Shows the size of the low priority duplication queue averaged over five minute intervals over the last 24 hours. When a duplication run is underway, you would expect to see lots of items in this queue.
Shows the number of duplication tasks processed over the last 24 hours as a time series.
Shows the average elapsed time for the processing of dup tasks over the last 24 hours as a time series.
Shows the size of the bit integrity task queue averaged over five minute intervals over the last 24 hours. When a bit integrity run is underway, you would expect to see lots of items in this queue.
Shows the number of bit integrity tasks processed over the last 24 hours as a time series.
This graph shows the number successful of bit integrity tasks processed over the last 24 hours as a time series grouped by the retry on which the task succeeded. In other words, this graph will tell you how efficiently the system is processing logical tasks. If you start to see lots of successes after three retries and almost no successes after one retry then that might point to a problem with the reliability of the network.

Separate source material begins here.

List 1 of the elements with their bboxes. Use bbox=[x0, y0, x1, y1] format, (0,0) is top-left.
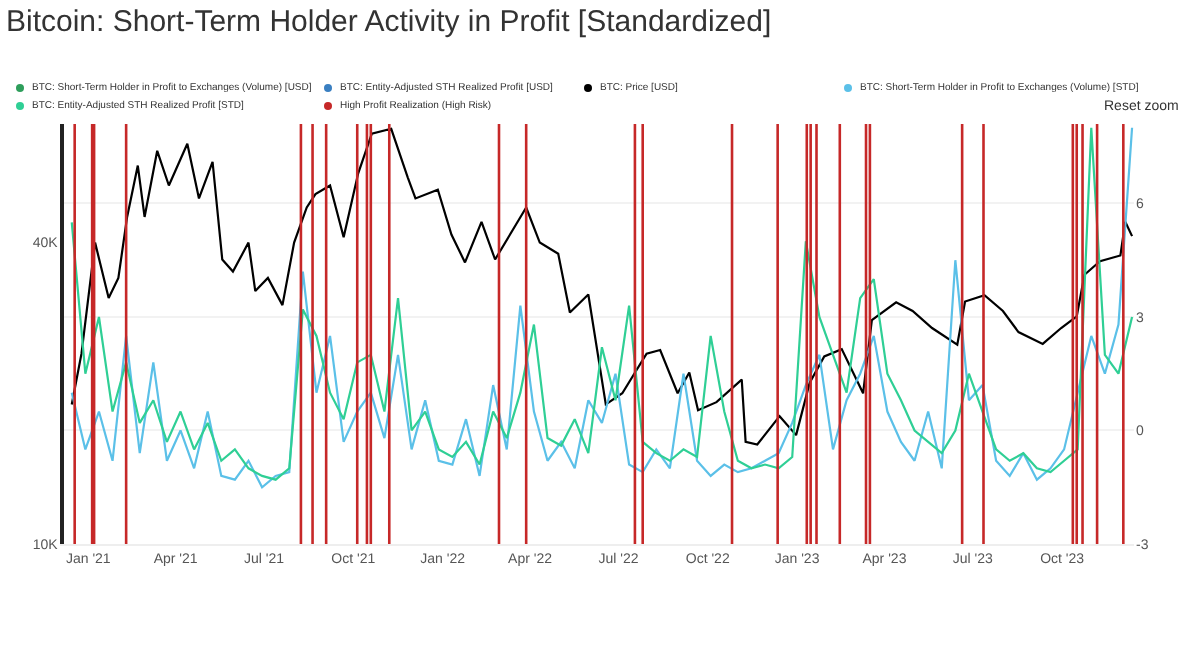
chart-title: Bitcoin: Short-Term Holder Activity in Profit [Standardized] bbox=[6, 4, 772, 39]
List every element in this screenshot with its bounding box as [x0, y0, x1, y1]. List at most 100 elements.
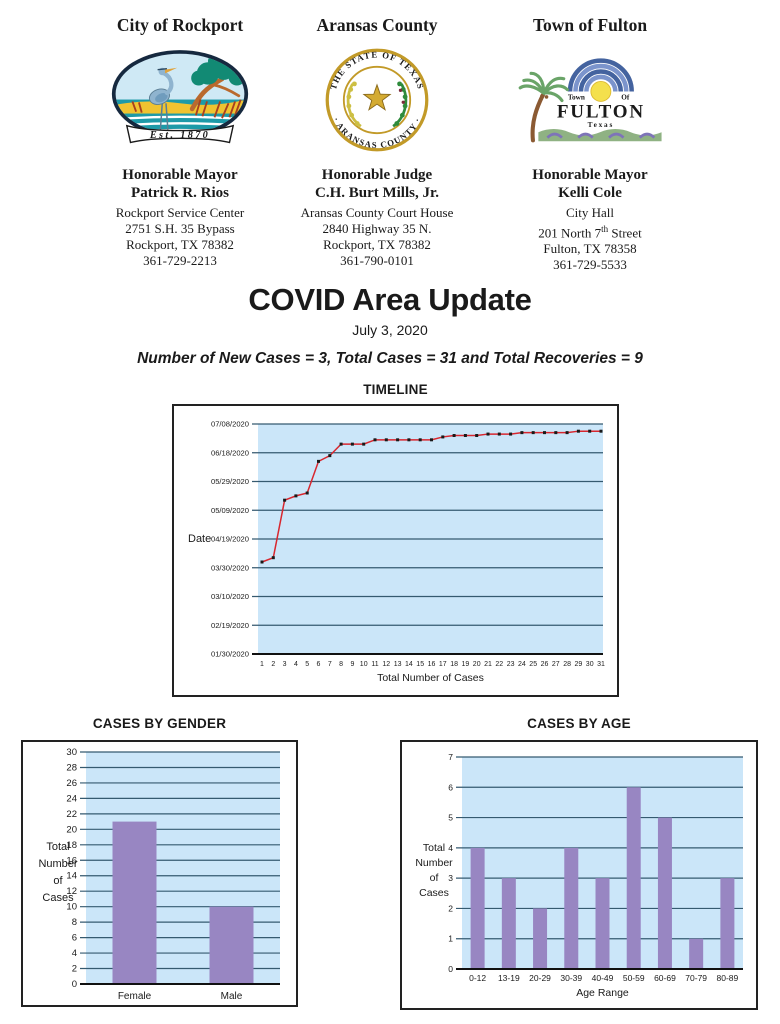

Shows the average elapsed time for the processing of bit integrity tasks over the last 24 hours as a time series.
This graph shows the number successful and failed bit integrity report tasks processed over the last 24 hours as a time series. If you see no activity here while the bit integrity producer graph shows more than one account being processed it may indicate that there is a problem with the bit report task worker.
###Other Processes
This graph shows the flow of audit log items that were read from the audit database and written to the audit log space. The main function is simply to verify that this process, which should be writing new audit entries as long as objects are being uploaded to DuraCloud, is running as expected.
This graph shows the count of manifest entries being purged from the manifest table over time. The amount of time a manifest entry remains in the database after being flagged as deleted is configured in the mill-config.properties file. The default is one day. So if you delete some items, you would expect to see those deletes purged one day later in this graph.
This graphs shows the number of dup tasks that the duplication producer has placed on the queue over the last three days by account.
This graphs shows the number of bit integrity tasks that the bit integrity producer is placing on the queue over the last three days by account.